May 21: Ian Bostridge literally wrote the book on Schubert, a dissection of his most famous song cycle, Winterreise, and he’ll do a recital of Schubert Lieder Saturday at Herbst Theater. It’s a great example of the kind of intimate performance San Francisco Performances has perfected under founding President Ruth Felt. She’s stepping down in August, to be replaced by Melanie Smith, former director for the San Francisco Girl’s Chorus. “Over the years,” Smith told me, “San Francisco Performances has cultivated and developed an audience with very sophisticated ears, passionate about these forms of music. They love it. They become sort of groupies for some of these artists. And I think that’s unique in this city still.” Details for the Ian Bostridge recital are here.

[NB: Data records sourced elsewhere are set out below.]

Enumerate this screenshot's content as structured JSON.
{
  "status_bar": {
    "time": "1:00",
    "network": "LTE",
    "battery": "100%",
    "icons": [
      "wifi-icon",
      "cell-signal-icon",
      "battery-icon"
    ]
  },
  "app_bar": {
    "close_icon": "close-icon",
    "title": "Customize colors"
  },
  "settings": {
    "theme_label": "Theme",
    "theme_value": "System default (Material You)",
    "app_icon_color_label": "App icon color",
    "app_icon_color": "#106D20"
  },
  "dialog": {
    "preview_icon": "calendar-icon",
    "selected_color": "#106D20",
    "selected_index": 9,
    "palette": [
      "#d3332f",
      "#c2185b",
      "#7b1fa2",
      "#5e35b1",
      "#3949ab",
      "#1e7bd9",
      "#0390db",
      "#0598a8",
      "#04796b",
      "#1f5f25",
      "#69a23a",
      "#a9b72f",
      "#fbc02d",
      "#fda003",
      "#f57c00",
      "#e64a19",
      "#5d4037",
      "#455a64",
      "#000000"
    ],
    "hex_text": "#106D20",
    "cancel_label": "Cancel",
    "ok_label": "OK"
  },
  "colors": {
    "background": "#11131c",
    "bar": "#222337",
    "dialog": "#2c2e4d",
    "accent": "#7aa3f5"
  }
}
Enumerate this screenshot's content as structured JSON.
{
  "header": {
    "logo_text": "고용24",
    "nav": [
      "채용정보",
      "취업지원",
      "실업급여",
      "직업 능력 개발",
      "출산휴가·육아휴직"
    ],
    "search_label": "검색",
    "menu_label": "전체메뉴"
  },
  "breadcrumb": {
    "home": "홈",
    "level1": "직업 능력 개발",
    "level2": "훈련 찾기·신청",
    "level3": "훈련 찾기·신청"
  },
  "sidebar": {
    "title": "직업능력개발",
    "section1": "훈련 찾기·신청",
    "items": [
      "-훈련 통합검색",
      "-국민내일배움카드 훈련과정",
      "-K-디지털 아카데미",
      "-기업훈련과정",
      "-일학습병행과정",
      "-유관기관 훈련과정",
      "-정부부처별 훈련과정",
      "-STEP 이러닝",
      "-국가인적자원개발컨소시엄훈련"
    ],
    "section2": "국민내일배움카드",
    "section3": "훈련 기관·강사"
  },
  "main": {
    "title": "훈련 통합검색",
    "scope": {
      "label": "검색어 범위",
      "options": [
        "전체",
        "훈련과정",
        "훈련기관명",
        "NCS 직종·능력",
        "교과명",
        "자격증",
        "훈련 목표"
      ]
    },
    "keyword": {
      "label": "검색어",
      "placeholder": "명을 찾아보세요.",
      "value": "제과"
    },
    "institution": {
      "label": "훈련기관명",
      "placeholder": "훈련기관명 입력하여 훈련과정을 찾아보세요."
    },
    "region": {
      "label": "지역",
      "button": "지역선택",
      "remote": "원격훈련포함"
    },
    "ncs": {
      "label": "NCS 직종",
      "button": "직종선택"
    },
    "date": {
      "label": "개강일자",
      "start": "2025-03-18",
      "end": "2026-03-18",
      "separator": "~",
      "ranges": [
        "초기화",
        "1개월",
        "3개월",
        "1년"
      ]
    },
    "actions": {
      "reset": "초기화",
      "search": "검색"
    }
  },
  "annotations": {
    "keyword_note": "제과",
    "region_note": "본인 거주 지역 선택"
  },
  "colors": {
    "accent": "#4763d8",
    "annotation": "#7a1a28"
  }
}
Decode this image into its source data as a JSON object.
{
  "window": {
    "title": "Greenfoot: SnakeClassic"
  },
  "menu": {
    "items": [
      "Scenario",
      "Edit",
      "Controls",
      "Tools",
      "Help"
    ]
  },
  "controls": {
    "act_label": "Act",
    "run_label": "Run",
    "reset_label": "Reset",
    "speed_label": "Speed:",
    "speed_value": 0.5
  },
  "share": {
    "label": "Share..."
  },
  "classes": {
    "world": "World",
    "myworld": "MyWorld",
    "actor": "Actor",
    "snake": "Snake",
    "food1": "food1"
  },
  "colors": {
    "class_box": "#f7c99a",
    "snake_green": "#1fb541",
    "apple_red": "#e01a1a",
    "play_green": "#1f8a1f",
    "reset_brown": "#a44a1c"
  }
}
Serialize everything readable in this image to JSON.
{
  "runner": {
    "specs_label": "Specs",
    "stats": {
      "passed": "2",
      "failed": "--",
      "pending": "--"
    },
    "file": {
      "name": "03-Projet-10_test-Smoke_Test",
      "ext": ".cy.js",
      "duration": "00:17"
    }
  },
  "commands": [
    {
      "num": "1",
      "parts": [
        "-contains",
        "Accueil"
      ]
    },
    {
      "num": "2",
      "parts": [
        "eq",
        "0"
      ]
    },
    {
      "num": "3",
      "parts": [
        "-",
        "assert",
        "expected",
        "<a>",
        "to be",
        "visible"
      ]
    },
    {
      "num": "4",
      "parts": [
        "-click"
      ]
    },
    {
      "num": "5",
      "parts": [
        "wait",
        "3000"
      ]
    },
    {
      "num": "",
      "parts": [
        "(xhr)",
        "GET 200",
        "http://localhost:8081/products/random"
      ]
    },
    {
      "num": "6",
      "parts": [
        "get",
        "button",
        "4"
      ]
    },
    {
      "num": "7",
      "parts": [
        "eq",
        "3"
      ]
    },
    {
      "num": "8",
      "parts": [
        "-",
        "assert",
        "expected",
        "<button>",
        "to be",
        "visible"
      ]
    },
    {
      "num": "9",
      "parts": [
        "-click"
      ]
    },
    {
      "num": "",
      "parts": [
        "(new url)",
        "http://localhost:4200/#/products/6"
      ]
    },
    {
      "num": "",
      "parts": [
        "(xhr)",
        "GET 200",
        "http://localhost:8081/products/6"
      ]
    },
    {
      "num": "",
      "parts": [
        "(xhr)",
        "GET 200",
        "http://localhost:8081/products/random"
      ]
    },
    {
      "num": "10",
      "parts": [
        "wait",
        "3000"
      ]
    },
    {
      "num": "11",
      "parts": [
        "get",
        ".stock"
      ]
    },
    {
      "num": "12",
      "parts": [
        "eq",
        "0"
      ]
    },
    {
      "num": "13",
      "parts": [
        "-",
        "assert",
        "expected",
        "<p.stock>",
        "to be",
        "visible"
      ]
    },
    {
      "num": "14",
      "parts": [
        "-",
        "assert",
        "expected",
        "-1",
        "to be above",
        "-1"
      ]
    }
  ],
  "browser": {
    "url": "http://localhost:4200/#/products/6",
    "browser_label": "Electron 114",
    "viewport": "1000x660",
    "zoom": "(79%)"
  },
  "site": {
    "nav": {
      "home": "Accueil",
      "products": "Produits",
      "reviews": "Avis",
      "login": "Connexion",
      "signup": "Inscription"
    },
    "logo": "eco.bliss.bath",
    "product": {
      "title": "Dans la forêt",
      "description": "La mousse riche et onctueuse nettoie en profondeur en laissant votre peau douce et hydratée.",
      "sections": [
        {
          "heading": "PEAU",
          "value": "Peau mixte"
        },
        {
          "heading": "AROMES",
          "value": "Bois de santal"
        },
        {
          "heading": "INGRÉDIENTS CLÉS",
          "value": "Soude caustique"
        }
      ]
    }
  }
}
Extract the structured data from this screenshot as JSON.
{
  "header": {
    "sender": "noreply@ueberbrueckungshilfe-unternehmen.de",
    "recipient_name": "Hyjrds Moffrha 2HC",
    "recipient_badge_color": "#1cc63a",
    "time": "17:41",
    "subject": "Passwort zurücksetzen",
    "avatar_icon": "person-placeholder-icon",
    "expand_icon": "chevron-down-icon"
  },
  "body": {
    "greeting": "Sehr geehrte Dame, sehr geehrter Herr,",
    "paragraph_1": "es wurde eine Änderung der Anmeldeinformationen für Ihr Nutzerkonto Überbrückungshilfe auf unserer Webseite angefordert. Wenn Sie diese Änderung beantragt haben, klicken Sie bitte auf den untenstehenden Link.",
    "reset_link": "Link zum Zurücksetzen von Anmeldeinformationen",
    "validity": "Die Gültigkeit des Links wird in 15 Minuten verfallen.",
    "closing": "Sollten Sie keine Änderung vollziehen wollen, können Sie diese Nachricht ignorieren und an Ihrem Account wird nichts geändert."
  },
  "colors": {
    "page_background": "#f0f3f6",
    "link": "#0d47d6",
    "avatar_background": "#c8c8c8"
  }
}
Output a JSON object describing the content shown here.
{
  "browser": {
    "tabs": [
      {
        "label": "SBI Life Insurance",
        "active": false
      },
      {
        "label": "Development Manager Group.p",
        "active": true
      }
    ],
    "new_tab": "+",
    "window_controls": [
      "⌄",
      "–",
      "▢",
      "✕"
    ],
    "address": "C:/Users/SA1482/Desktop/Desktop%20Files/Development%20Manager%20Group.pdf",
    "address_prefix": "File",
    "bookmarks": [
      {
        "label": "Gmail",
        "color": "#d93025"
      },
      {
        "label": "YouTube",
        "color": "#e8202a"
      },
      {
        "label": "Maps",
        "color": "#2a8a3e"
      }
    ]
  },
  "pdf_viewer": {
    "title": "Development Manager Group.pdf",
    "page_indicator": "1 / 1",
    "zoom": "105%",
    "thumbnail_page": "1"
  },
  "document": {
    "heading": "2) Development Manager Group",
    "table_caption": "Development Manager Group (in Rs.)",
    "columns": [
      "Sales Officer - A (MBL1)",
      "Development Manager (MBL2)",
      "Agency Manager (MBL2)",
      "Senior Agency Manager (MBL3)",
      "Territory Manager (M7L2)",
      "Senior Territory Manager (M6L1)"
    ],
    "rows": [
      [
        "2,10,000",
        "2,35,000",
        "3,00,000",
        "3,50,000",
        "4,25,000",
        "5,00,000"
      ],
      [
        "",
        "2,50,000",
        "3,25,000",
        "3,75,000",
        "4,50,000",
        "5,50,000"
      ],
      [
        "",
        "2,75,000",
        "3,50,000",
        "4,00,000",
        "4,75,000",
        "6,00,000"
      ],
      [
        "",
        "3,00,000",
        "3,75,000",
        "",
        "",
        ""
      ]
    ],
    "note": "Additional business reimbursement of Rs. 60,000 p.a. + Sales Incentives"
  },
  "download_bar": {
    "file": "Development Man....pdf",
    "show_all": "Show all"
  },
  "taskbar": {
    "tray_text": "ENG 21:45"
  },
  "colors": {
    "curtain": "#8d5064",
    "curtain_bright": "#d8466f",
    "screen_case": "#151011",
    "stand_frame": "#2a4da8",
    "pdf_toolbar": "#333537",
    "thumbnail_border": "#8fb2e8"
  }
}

Attendees enter Oakland City Hall for the first annual Oakland Book Festival
Attendees enter Oakland City Hall for the first annual Oakland Book Festival (Photo: Courtesy Oakland Book Festival)

May 22: The Oakland Book Festival (another Cheap Thrill! It’s free) is back Sunday for a second year. The theme this year is labor, allowing for discussion of everything from the gig economy, as Uber moves its headquarters in up the street, to a panel called “Working in Silicon Valley.” Expect 200 writers including locals like Mary Roach, Greil Marcus, Frank Chin, and Arlie Russell Hochschild. You’ll find children’s book authors at Laurel Books across the street. Details on all the panels and readings are here.

May 27-29: BottleRock Napa Valley is a week away, but it’s by no means too soon to plan how you’re getting there and what bands to catch. We’re partial to the pop grooves of Grouplove (above), guitar shredder Buddy Guy, Oakland’s Fantastic Negrito, LA’s Ozomatli, Brooklyn’s Pimps of Joytown, The Pharcyde, the old master Stevie Wonder, and the classic goofball of Cheech and Chong. But note that BottleRock is sold out, so your best chance to catch some of these bands, and in far more intimate venues, is at the “aftershows.” We’re thinking retro rockers The Struts playing The Ritz in San Jose one night, and joining Grouplove at the Napa Valley Opera House the next; The Pharcyde at Napa’s Uptown Theatre; San Fermin and son of a preacher man Son Little both do shows at Silo’s Club in Napa, and lots more.  “Aftershow” details are here.

May 21: One more Cheap Thrill! Luis Valdez’s El Teatro Campesino is staging The Popul Vuh, the Mayan creation myth, in a free performance in the schoolyard at  Cesar Chavez Elementary Saturday at 2pm. How often can you see a play in Spanish, English, and Quiché?  Details here.